For performance reasons, having a local database is much better when you are testing against a massive universe. This needs software to update it - so not "ghetto" at all. To put it into perspective, there are over 10000 securities that were are are still in the Russell 3000 back to 1990. Downloading 10K securities' histories "on demand" each time you want to try a new backtest is very inefficient. On a SSD system I can backtest daily data for that sort of history length at about 800 securities per second (quicker if it is cached in RAM). Intraday scales at about the same rate (15 min data is 26 times more data etc, 1 min data is 390 times more data etc.). I agree on multiple forms of access though - a local web "on demand" http server would be ideal if it can handle that level of performance. Still waiting on vendors to implement!
They are aware of the issues with the old downloader and have rebuilt from the ground up using standard non proprietary components but you have subscribe to MS 15 to use the new version - otherwise it is the proprietary Datalink downloader.
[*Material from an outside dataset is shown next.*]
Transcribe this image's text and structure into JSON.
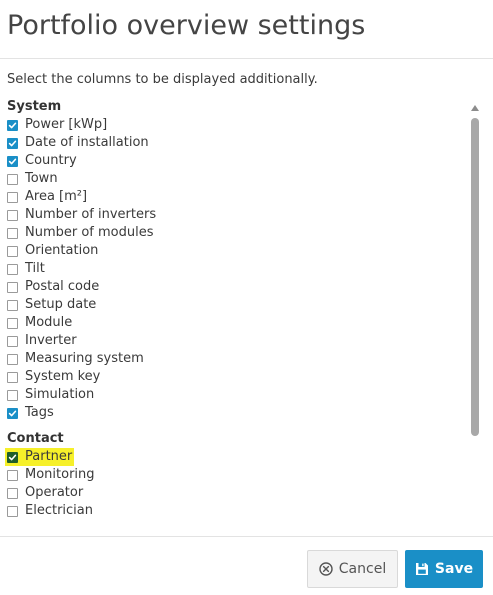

Don't know for sure if there are plans to release the upgraded version as a standalone
I doubt anyone downloads equities data just for the current backtest. What I was saying is that it's better to use insert your favorite language here to get the data and run the backtest separately, instead of relying on some piece of software to download the data.
As far as my experience has gone all low budget data sites are worst than yahoo data, IMO anyway. Yahoo, if you ask has the most comprehensive listings, is decent with adjusting data for dividends/splits and has a decent speed. Useless your trading account can provide data for you yahoo is the best. That is in my opinion.
De Depends what you mean by problems? IMO there isn't any serious problems with yahoo. Yes the API is gone but there are still methods to get data from yahoo mentioned in this thread. I guess it depends on what you want and wether you want to pay for data.